Jack Norris, CMO for MapR Technologies, examines how an enterprise data hub provides an alternative to expanding data silos and spurs innovation within larger organisations.
Organisations are increasingly becoming data driven. For commercial enterprises, data is effectively a competitive weapon that underpins innovation and differentiation. Data-driven companies are rapidly gaining market share and big data is no longer a nice to have, but a necessity. Hadoop is at the centre of the big data revolution and is changing how data is stored, processed and analysed. Hadoop represents a new data and compute stack that provides huge operational advantages and is being used to change how organisations compete.
Data across the enterprise is growing quickly both in terms of volume and data types. Historically, new applications and data sources have resulted in the creation of dedicated information silos. Organisations are struggling today with multiple fast growing data sources with machine-generated log files, sensor data and social media as just a few examples. Instead of erecting more specialised processing and analytic silos to deal with this growth, visionaries are instead deploying enterprise data hubs.
Structured and unstructured data
An enterprise data hub provides a nexus for data sources. The hub may contain data from CRM systems, websites and housing systems as well as external data such as social media, and a myriad of other unstructured data including text and video.

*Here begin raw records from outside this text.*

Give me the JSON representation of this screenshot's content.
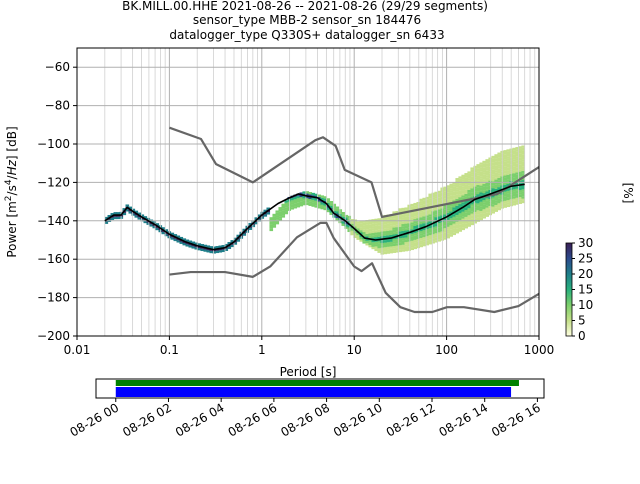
{
  "title_lines": [
    "BK.MILL.00.HHE   2021-08-26 -- 2021-08-26  (29/29 segments)",
    "sensor_type MBB-2 sensor_sn 184476",
    "datalogger_type Q330S+ datalogger_sn 6433"
  ],
  "chart_data": {
    "type": "heatmap",
    "xlabel": "Period [s]",
    "ylabel": "Power [m²/s⁴/Hz] [dB]",
    "x_scale": "log",
    "xlim": [
      0.01,
      1000
    ],
    "ylim": [
      -200,
      -50
    ],
    "x_ticks": [
      0.01,
      0.1,
      1,
      10,
      100,
      1000
    ],
    "x_tick_labels": [
      "0.01",
      "0.1",
      "1",
      "10",
      "100",
      "1000"
    ],
    "y_ticks": [
      -200,
      -180,
      -160,
      -140,
      -120,
      -100,
      -80,
      -60
    ],
    "y_tick_labels": [
      "−200",
      "−180",
      "−160",
      "−140",
      "−120",
      "−100",
      "−80",
      "−60"
    ],
    "grid": true,
    "colorbar": {
      "label": "[%]",
      "range": [
        0,
        30
      ],
      "ticks": [
        0,
        5,
        10,
        15,
        20,
        25,
        30
      ],
      "colors": [
        "#ffffe0",
        "#c5e08a",
        "#7ccf6c",
        "#29b07d",
        "#1f7f8a",
        "#2c4a8c",
        "#3b1f55"
      ]
    },
    "noise_model_high": {
      "color": "#666666",
      "x": [
        0.1,
        0.22,
        0.32,
        0.8,
        3.8,
        4.6,
        6.3,
        7.9,
        15.4,
        20,
        354.8,
        1000
      ],
      "y": [
        -91.5,
        -97.4,
        -110.5,
        -120,
        -98,
        -96.5,
        -101,
        -113.5,
        -120,
        -138,
        -126,
        -112
      ]
    },
    "noise_model_low": {
      "color": "#666666",
      "x": [
        0.1,
        0.17,
        0.4,
        0.8,
        1.24,
        2.4,
        4.3,
        5,
        6,
        10,
        12,
        15.6,
        21.9,
        31.6,
        45,
        70,
        101,
        154,
        328,
        600,
        1000
      ],
      "y": [
        -168,
        -166.7,
        -166.7,
        -169.2,
        -163.7,
        -148.6,
        -141.1,
        -141.1,
        -149,
        -163.8,
        -166.2,
        -162.1,
        -177.5,
        -185,
        -187.5,
        -187.5,
        -185,
        -185,
        -187.5,
        -184.4,
        -178
      ]
    },
    "mean_line": {
      "color": "#000000",
      "x": [
        0.02,
        0.025,
        0.03,
        0.035,
        0.04,
        0.05,
        0.07,
        0.1,
        0.15,
        0.2,
        0.3,
        0.4,
        0.5,
        0.7,
        1,
        1.5,
        2,
        2.5,
        3,
        4,
        5,
        6,
        8,
        10,
        13,
        17,
        25,
        40,
        60,
        100,
        150,
        200,
        300,
        500,
        700
      ],
      "y": [
        -140,
        -137,
        -137,
        -133,
        -135,
        -138,
        -142,
        -147,
        -151,
        -153,
        -155,
        -154,
        -151,
        -144,
        -137,
        -131,
        -128,
        -126,
        -127,
        -128,
        -131,
        -136,
        -140,
        -144,
        -149,
        -150,
        -149,
        -146,
        -143,
        -138,
        -133,
        -129,
        -126,
        -122,
        -121
      ]
    },
    "distribution_spread": {
      "x": [
        1.2,
        2,
        3,
        5,
        8,
        10,
        20,
        40,
        100,
        200,
        400,
        700
      ],
      "lower": [
        -146,
        -134,
        -131,
        -134,
        -143,
        -148,
        -157,
        -155,
        -149,
        -141,
        -133,
        -130
      ],
      "upper": [
        -140,
        -128,
        -125,
        -128,
        -136,
        -140,
        -138,
        -132,
        -122,
        -112,
        -104,
        -100
      ]
    },
    "availability": {
      "x_tick_labels": [
        "08-26 00",
        "08-26 02",
        "08-26 04",
        "08-26 06",
        "08-26 08",
        "08-26 10",
        "08-26 12",
        "08-26 14",
        "08-26 16"
      ],
      "range_hours": [
        -0.75,
        16.25
      ],
      "data_present": [
        0,
        15.3
      ],
      "gaps_overlaps": [
        0,
        15.0
      ],
      "colors": {
        "data": "#0000ff",
        "segments": "#008000"
      }
    }
  }
}
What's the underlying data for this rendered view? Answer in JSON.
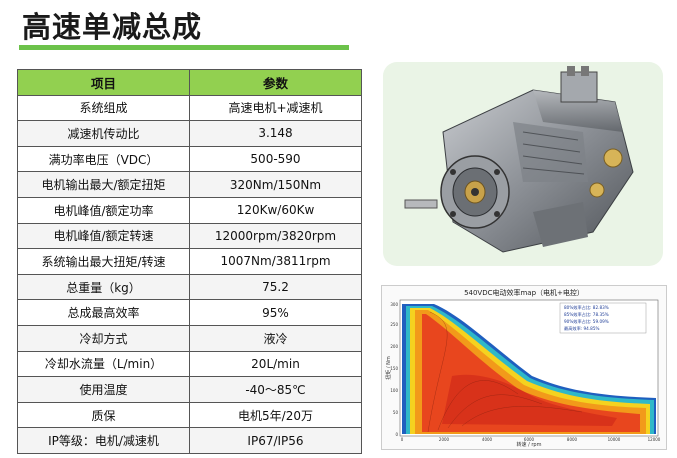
{
  "page": {
    "title": "高速单减总成"
  },
  "table": {
    "headers": [
      "项目",
      "参数"
    ],
    "rows": [
      [
        "系统组成",
        "高速电机+减速机"
      ],
      [
        "减速机传动比",
        "3.148"
      ],
      [
        "满功率电压（VDC）",
        "500-590"
      ],
      [
        "电机输出最大/额定扭矩",
        "320Nm/150Nm"
      ],
      [
        "电机峰值/额定功率",
        "120Kw/60Kw"
      ],
      [
        "电机峰值/额定转速",
        "12000rpm/3820rpm"
      ],
      [
        "系统输出最大扭矩/转速",
        "1007Nm/3811rpm"
      ],
      [
        "总重量（kg）",
        "75.2"
      ],
      [
        "总成最高效率",
        "95%"
      ],
      [
        "冷却方式",
        "液冷"
      ],
      [
        "冷却水流量（L/min）",
        "20L/min"
      ],
      [
        "使用温度",
        "-40～85℃"
      ],
      [
        "质保",
        "电机5年/20万"
      ],
      [
        "IP等级：电机/减速机",
        "IP67/IP56"
      ]
    ]
  },
  "efficiency_map": {
    "title": "540VDC电动效率map（电机+电控）",
    "xlabel": "转速 / rpm",
    "ylabel": "扭矩 / Nm",
    "x_ticks": [
      "0",
      "2000",
      "4000",
      "6000",
      "8000",
      "10000",
      "12000"
    ],
    "y_ticks": [
      "0",
      "50",
      "100",
      "150",
      "200",
      "250",
      "300"
    ],
    "legend": [
      "80%效率占比: 82.83%",
      "85%效率占比: 78.35%",
      "90%效率占比: 59.09%",
      "最高效率: 94.85%"
    ]
  }
}
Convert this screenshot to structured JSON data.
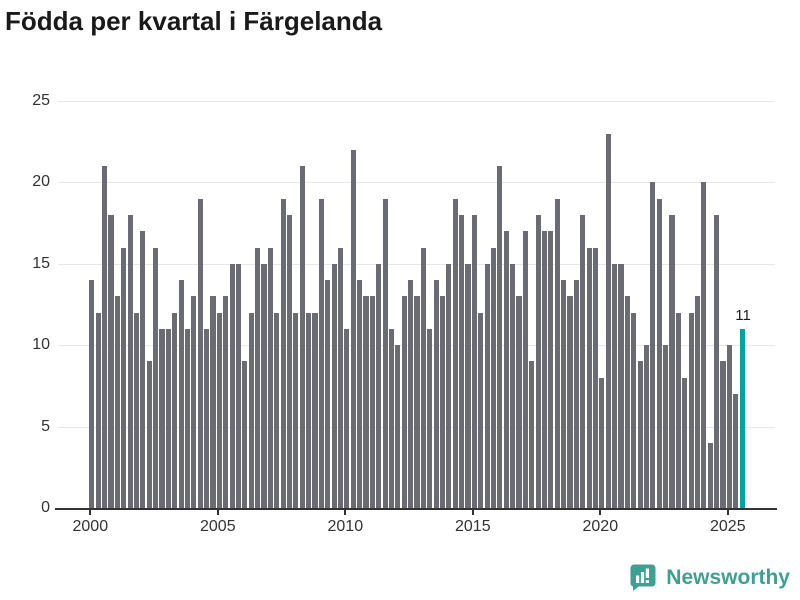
{
  "title": "Födda per kvartal i Färgelanda",
  "chart_data": {
    "type": "bar",
    "title": "Födda per kvartal i Färgelanda",
    "frequency": "quarterly",
    "x_start": "2000 Q1",
    "x_end": "2025 Q3",
    "values": [
      14,
      12,
      21,
      18,
      13,
      16,
      18,
      12,
      17,
      9,
      16,
      11,
      11,
      12,
      14,
      11,
      13,
      19,
      11,
      13,
      12,
      13,
      15,
      15,
      9,
      12,
      16,
      15,
      16,
      12,
      19,
      18,
      12,
      21,
      12,
      12,
      19,
      14,
      15,
      16,
      11,
      22,
      14,
      13,
      13,
      15,
      19,
      11,
      10,
      13,
      14,
      13,
      16,
      11,
      14,
      13,
      15,
      19,
      18,
      15,
      18,
      12,
      15,
      16,
      21,
      17,
      15,
      13,
      17,
      9,
      18,
      17,
      17,
      19,
      14,
      13,
      14,
      18,
      16,
      16,
      8,
      23,
      15,
      15,
      13,
      12,
      9,
      10,
      20,
      19,
      10,
      18,
      12,
      8,
      12,
      13,
      20,
      4,
      18,
      9,
      10,
      7,
      11
    ],
    "highlight_last_bar": true,
    "last_bar_label": "11",
    "x_tick_labels": [
      "2000",
      "2005",
      "2010",
      "2015",
      "2020",
      "2025"
    ],
    "x_tick_interval_bars": 20,
    "y_tick_labels": [
      "0",
      "5",
      "10",
      "15",
      "20",
      "25"
    ],
    "y_ticks": [
      0,
      5,
      10,
      15,
      20,
      25
    ],
    "ylim": [
      0,
      25
    ],
    "grid": true,
    "legend": "none",
    "bar_color": "#6b6b73",
    "highlight_color": "#00a3a3",
    "axis_color": "#333333",
    "grid_color": "#e7e7e7"
  },
  "footer": {
    "brand": "Newsworthy",
    "brand_color": "#3fa091"
  }
}
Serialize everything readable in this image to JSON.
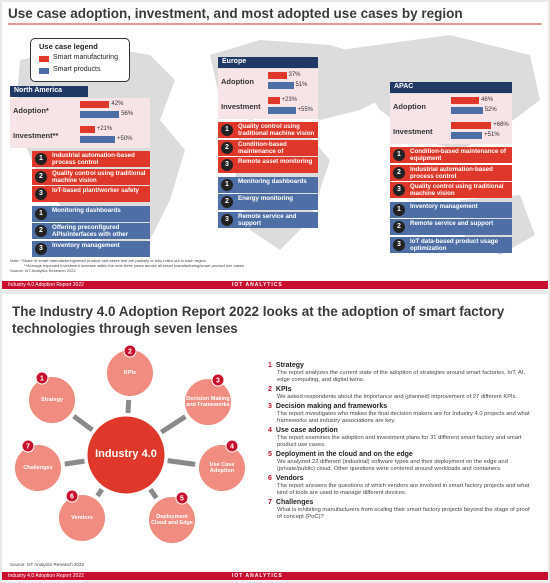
{
  "top_slide": {
    "title": "Use case adoption, investment, and most adopted use cases by region",
    "legend": {
      "title": "Use case legend",
      "items": [
        "Smart manufacturing",
        "Smart products"
      ]
    },
    "regions": [
      {
        "name": "North America",
        "metrics": [
          {
            "label": "Adoption*",
            "values": [
              {
                "value": 42,
                "label": "42%"
              },
              {
                "value": 56,
                "label": "56%"
              }
            ]
          },
          {
            "label": "Investment**",
            "values": [
              {
                "value": 21,
                "label": "+21%"
              },
              {
                "value": 50,
                "label": "+50%"
              }
            ]
          }
        ],
        "manufacturing": [
          {
            "rank": 1,
            "text": "Industrial automation-based process control"
          },
          {
            "rank": 2,
            "text": "Quality control using traditional machine vision"
          },
          {
            "rank": 3,
            "text": "IoT-based plant/worker safety"
          }
        ],
        "products": [
          {
            "rank": 1,
            "text": "Monitoring dashboards"
          },
          {
            "rank": 2,
            "text": "Offering preconfigured APIs/interfaces with other assets"
          },
          {
            "rank": 3,
            "text": "Inventory management"
          }
        ]
      },
      {
        "name": "Europe",
        "metrics": [
          {
            "label": "Adoption",
            "values": [
              {
                "value": 37,
                "label": "37%"
              },
              {
                "value": 51,
                "label": "51%"
              }
            ]
          },
          {
            "label": "Investment",
            "values": [
              {
                "value": 23,
                "label": "+23%"
              },
              {
                "value": 55,
                "label": "+55%"
              }
            ]
          }
        ],
        "manufacturing": [
          {
            "rank": 1,
            "text": "Quality control using traditional machine vision"
          },
          {
            "rank": 2,
            "text": "Condition-based maintenance of equipment"
          },
          {
            "rank": 3,
            "text": "Remote asset monitoring"
          }
        ],
        "products": [
          {
            "rank": 1,
            "text": "Monitoring dashboards"
          },
          {
            "rank": 2,
            "text": "Energy monitoring"
          },
          {
            "rank": 3,
            "text": "Remote service and support"
          }
        ]
      },
      {
        "name": "APAC",
        "metrics": [
          {
            "label": "Adoption",
            "values": [
              {
                "value": 46,
                "label": "46%"
              },
              {
                "value": 52,
                "label": "52%"
              }
            ]
          },
          {
            "label": "Investment",
            "values": [
              {
                "value": 66,
                "label": "+66%"
              },
              {
                "value": 51,
                "label": "+51%"
              }
            ]
          }
        ],
        "manufacturing": [
          {
            "rank": 1,
            "text": "Condition-based maintenance of equipment"
          },
          {
            "rank": 2,
            "text": "Industrial automation-based process control"
          },
          {
            "rank": 3,
            "text": "Quality control using traditional machine vision"
          }
        ],
        "products": [
          {
            "rank": 1,
            "text": "Inventory management"
          },
          {
            "rank": 2,
            "text": "Remote service and support"
          },
          {
            "rank": 3,
            "text": "IoT data-based product usage optimization"
          }
        ]
      }
    ],
    "notes": [
      "Note: *Share of smart manufacturing/smart product use cases that are partially or fully rolled out in each region",
      "**Average expected investment increase within the next three years across all smart manufacturing/smart product use cases",
      "Source: IoT Analytics Research 2022"
    ],
    "footer": {
      "report": "Industry 4.0 Adoption Report 2022",
      "brand": "IOT ANALYTICS"
    }
  },
  "bottom_slide": {
    "title": "The Industry 4.0 Adoption Report 2022 looks at the adoption of smart factory technologies through seven lenses",
    "center": "Industry 4.0",
    "lenses": [
      {
        "number": 1,
        "label": "Strategy",
        "heading": "Strategy",
        "text": "The report analyzes the current state of the adoption of strategies around smart factories, IoT, AI, edge computing, and digital twins."
      },
      {
        "number": 2,
        "label": "KPIs",
        "heading": "KPIs",
        "text": "We asked respondents about the importance and (planned) improvement of 27 different KPIs."
      },
      {
        "number": 3,
        "label": "Decision Making and Frameworks",
        "heading": "Decision making and frameworks",
        "text": "The report investigates who makes the final decision makers are for Industry 4.0 projects and what frameworks and industry associations are key."
      },
      {
        "number": 4,
        "label": "Use Case Adoption",
        "heading": "Use case adoption",
        "text": "The report examines the adoption and investment plans for 31 different smart factory and smart product use cases."
      },
      {
        "number": 5,
        "label": "Deployment Cloud and Edge",
        "heading": "Deployment in the cloud and on the edge",
        "text": "We analyzed 22 different (industrial) software types and their deployment on the edge and (private/public) cloud. Other questions were centered around workloads and containers."
      },
      {
        "number": 6,
        "label": "Vendors",
        "heading": "Vendors",
        "text": "The report answers the questions of which vendors are involved in smart factory projects and what kind of tools are used to manage different devices."
      },
      {
        "number": 7,
        "label": "Challenges",
        "heading": "Challenges",
        "text": "What is inhibiting manufacturers from scaling their smart factory projects beyond the stage of proof of concept (PoC)?"
      }
    ],
    "source": "Source: IoT Analytics Research 2022",
    "footer": {
      "report": "Industry 4.0 Adoption Report 2022",
      "brand": "IOT ANALYTICS"
    }
  }
}
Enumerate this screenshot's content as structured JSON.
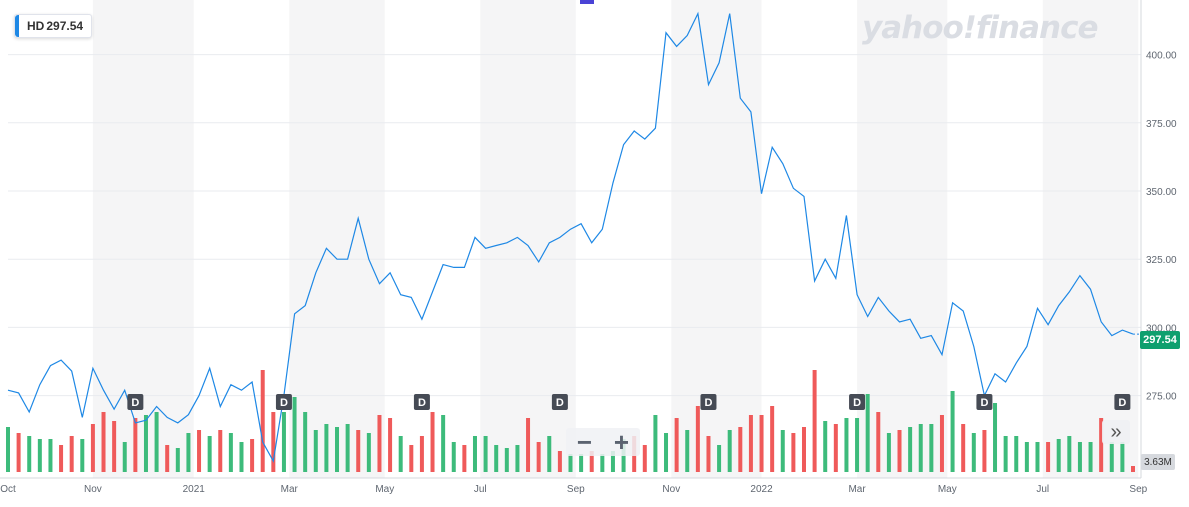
{
  "ticker": {
    "symbol": "HD",
    "price": "297.54"
  },
  "logo": "yahoo!finance",
  "price_tag": "297.54",
  "volume_tag": "3.63M",
  "zoom": {
    "minus": "−",
    "plus": "+"
  },
  "more_button": "»",
  "dividend_label": "D",
  "colors": {
    "line": "#1e88e5",
    "up": "#3dbb7b",
    "down": "#ef5a5a",
    "band": "#f5f5f6",
    "grid": "#e9ebef"
  },
  "chart_data": {
    "type": "line",
    "title": "",
    "series": [
      {
        "name": "HD",
        "values": [
          277,
          276,
          269,
          279,
          286,
          288,
          284,
          267,
          285,
          277,
          270,
          277,
          265,
          266,
          271,
          267,
          265,
          268,
          275,
          285,
          271,
          279,
          277,
          280,
          258,
          251,
          275,
          305,
          308,
          320,
          329,
          325,
          325,
          340,
          325,
          316,
          320,
          312,
          311,
          303,
          313,
          323,
          322,
          322,
          333,
          329,
          330,
          331,
          333,
          330,
          324,
          331,
          333,
          336,
          338,
          331,
          336,
          353,
          367,
          372,
          369,
          373,
          408,
          403,
          407,
          415,
          389,
          397,
          415,
          384,
          379,
          349,
          366,
          360,
          351,
          348,
          317,
          325,
          318,
          341,
          312,
          304,
          311,
          306,
          302,
          303,
          296,
          297,
          290,
          309,
          306,
          293,
          275,
          283,
          280,
          287,
          293,
          307,
          301,
          308,
          313,
          319,
          314,
          302,
          297,
          299,
          297.54
        ]
      }
    ],
    "volume": {
      "values": [
        7.5,
        6.5,
        6,
        5.5,
        5.5,
        4.5,
        6,
        5.5,
        8,
        10,
        8.5,
        5,
        9,
        9.5,
        10,
        4.5,
        4,
        6.5,
        7,
        6,
        7,
        6.5,
        5,
        5.5,
        17,
        10,
        10,
        12.5,
        10,
        7,
        8,
        7.5,
        8,
        7,
        6.5,
        9.5,
        9,
        6,
        4.5,
        6,
        10,
        9.5,
        5,
        4.5,
        6,
        6,
        4.5,
        4,
        4.5,
        9,
        5,
        6,
        3.5,
        3,
        3,
        3.5,
        3,
        3.5,
        5.5,
        6,
        4.5,
        9.5,
        6.5,
        9,
        7,
        11,
        6,
        4.5,
        7,
        7.5,
        9.5,
        9.5,
        11,
        7,
        6.5,
        7.5,
        17,
        8.5,
        8,
        9,
        9,
        13,
        10,
        6.5,
        7,
        7.5,
        8,
        8,
        9.5,
        13.5,
        8,
        6.5,
        7,
        11.5,
        6,
        6,
        5,
        5,
        5,
        5.5,
        6,
        5,
        5,
        9,
        5,
        5,
        1
      ],
      "up": [
        1,
        0,
        1,
        1,
        1,
        0,
        0,
        1,
        0,
        0,
        0,
        1,
        0,
        1,
        1,
        0,
        1,
        1,
        0,
        1,
        0,
        1,
        1,
        0,
        0,
        0,
        1,
        1,
        1,
        1,
        1,
        1,
        1,
        0,
        1,
        0,
        0,
        1,
        0,
        0,
        0,
        1,
        1,
        0,
        1,
        1,
        1,
        1,
        1,
        0,
        0,
        1,
        0,
        1,
        1,
        0,
        1,
        1,
        1,
        0,
        0,
        1,
        1,
        0,
        1,
        0,
        0,
        1,
        1,
        0,
        0,
        0,
        0,
        1,
        0,
        0,
        0,
        1,
        0,
        1,
        1,
        1,
        0,
        1,
        0,
        1,
        1,
        1,
        0,
        1,
        0,
        1,
        0,
        1,
        1,
        1,
        1,
        1,
        0,
        1,
        1,
        1,
        1,
        0,
        1,
        1,
        0
      ]
    },
    "x_ticks": [
      {
        "label": "Oct",
        "pos": 0
      },
      {
        "label": "Nov",
        "pos": 8
      },
      {
        "label": "2021",
        "pos": 17.5
      },
      {
        "label": "Mar",
        "pos": 26.5
      },
      {
        "label": "May",
        "pos": 35.5
      },
      {
        "label": "Jul",
        "pos": 44.5
      },
      {
        "label": "Sep",
        "pos": 53.5
      },
      {
        "label": "Nov",
        "pos": 62.5
      },
      {
        "label": "2022",
        "pos": 71
      },
      {
        "label": "Mar",
        "pos": 80
      },
      {
        "label": "May",
        "pos": 88.5
      },
      {
        "label": "Jul",
        "pos": 97.5
      },
      {
        "label": "Sep",
        "pos": 106.5
      }
    ],
    "y_ticks": [
      275,
      300,
      325,
      350,
      375,
      400
    ],
    "ylim": [
      247,
      420
    ],
    "dividends": [
      12,
      26,
      39,
      52,
      66,
      80,
      92,
      105
    ],
    "grid": true,
    "legend": "top-left"
  }
}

One of the initial uses for an enterprise data hub is to offload processing and data storage from more expensive systems. For example, a data hub can act as an offload area for the Extract, Transform and Load (ETL) processes that prepare data for analysis within data warehouses. Instead of loading large volumes of raw data into a data warehouse and performing complex transforms there (an ELT process), significant speed and cost savings can be realised by performing the transformations directly on the Hadoop cluster.
Offloading to Hadoop
Additional savings are realised by offloading ‘cold’ data from a data warehouse. The typical cost per terabyte of data contained in a data warehouse is £10,000 and more. In contrast, data can be offloaded to Hadoop for a few hundred pounds, as long as the Hadoop platform has the requisite data availability and protection features so that the data can be stored long-term with confidence.
An enterprise data hub can also support a range of analytics that are performed directly on the data. In essence, Hadoop allows you to load all these different data sets into an expandable cluster of servers and then distribute computational, analysis or indexing workloads across the different servers and data sets. These are applications that combine operational processing as well as analytics to solve a pressing business problem.
Business intelligence & behavioural insights
For example, the digital marketing intelligence provider ComScore, uses Hadoop to process over 1.7 trillion internet and mobile records every month. ComScore uses this data to produce reports that allow its clients to gain behavioural insights into their mobile and online customers. The move to Hadoop removed several key bottlenecks resulting in a tenfold increase in computation speed.
Another example is Cisco which uses Hadoop as part of its business intelligence processes across large, globally distributed data sets, including structured and unstructured information. The complete infrastructure solution focused around Hadoop lets Cisco analyse service sales opportunities in a tenth of the time and at a tenth of the cost, and to generate $40 million in incremental service bookings in the last year.
It’s no accident that organisations such as ComScore and Cisco have invested in Hadoop as the basis for platforms capable of delivering new insights. The tangible cost benefits, reduction in complexity and ability to scale are all key benefits of the data hub and compelling reasons to examine the Hadoop technology.
Jack Norris is the CMO of MapR Technologies.